CAPCA’s Wescott accused DPR of “cherry-picking” studies “that run counter to science but support DPR’s desire to impose further restrictions as a toxic air contaminant.” Asked for comment in an email, DPR assistant director of communications Charlotte Fadipe called the notion that DPR scientists would cherry-pick studies “inaccurate.”

“Our updated risk assessment takes a comprehensive look” at chlorpyrifos, sold under the tradename Lorsban (as well as many others), Fadipe said. “Our scientists review and evaluate all published work as they pertain to the pesticide. The risk assessment for chlorpyrifos was conducted like any other pesticide active ingredient and is based on current scientific guidelines and quantitative methodologies.”

School buffer zones:  DPR is also considering new regulations to establish buffer zones, time-of-day restrictions, and notification requirements for pesticide spraying near schools. Wescott, however, said “there’s no evidence there’s ever been a problem.”

When it started the buffer zone regulation process, DPR said “the health risk to children and others is low when pesticides are used in compliance with the relevant regulations and label requirements. However, this low risk reflects compliance with current requirements in normal situations and does not account for exceptional circumstances or violations.” (More on the proposal is here.)

Integrated Pest Management: Wescott said that DPR does not recognize IPM courses for Continuing Education purposes. “DPR does not recognize IPM as being part of pest management right now,” Wescott said, but “we’re getting closer” to resolving the issue.

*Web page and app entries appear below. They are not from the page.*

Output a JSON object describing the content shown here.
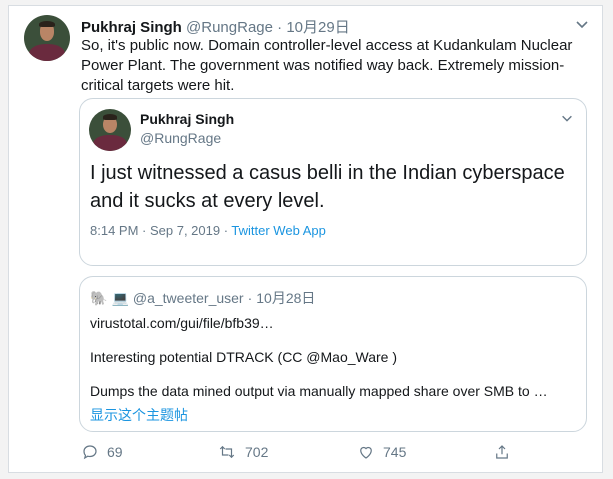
{
  "tweet": {
    "author_name": "Pukhraj Singh",
    "author_handle": "@RungRage",
    "date": "10月29日",
    "separator": "·",
    "text": "So, it's public now. Domain controller-level access at Kudankulam Nuclear Power Plant. The government was notified way back. Extremely mission-critical targets were hit."
  },
  "quoted_tweet": {
    "author_name": "Pukhraj Singh",
    "author_handle": "@RungRage",
    "text": "I just witnessed a casus belli in the Indian cyberspace and it sucks at every level.",
    "timestamp": "8:14 PM · Sep 7, 2019 · ",
    "source": "Twitter Web App"
  },
  "second_quote": {
    "avatar_emoji": "🐘",
    "name_emoji": "💻",
    "handle": "@a_tweeter_user",
    "separator": "·",
    "date": "10月28日",
    "line1": "virustotal.com/gui/file/bfb39…",
    "line2": "Interesting potential DTRACK (CC @Mao_Ware )",
    "line3": "Dumps the data mined output via manually mapped share over SMB to …",
    "show_thread": "显示这个主题帖"
  },
  "actions": {
    "replies": "69",
    "retweets": "702",
    "likes": "745"
  },
  "icons": [
    "chevron-down-icon",
    "reply-icon",
    "retweet-icon",
    "like-icon",
    "share-icon"
  ],
  "colors": {
    "link": "#1b95e0",
    "muted": "#657786",
    "text": "#14171a",
    "border": "#ccd6dd"
  }
}
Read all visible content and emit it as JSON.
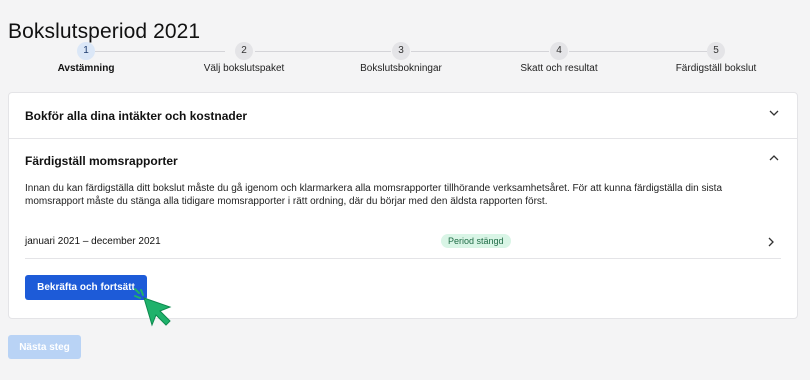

IPM is “an ecosystem-based strategy that focuses on long-term prevention of pests or their damage through a combination of techniques such as biological control, habitat manipulation, modification of cultural practices, and use of resistant varieties,” according to the University of California. “Pesticides are used only after monitoring indicates they are needed according to established guidelines, and treatments are made with the goal of removing only the target organism. Pest control materials are selected and applied in a manner that minimizes risks to human health, beneficial and nontarget organisms, and the environment.”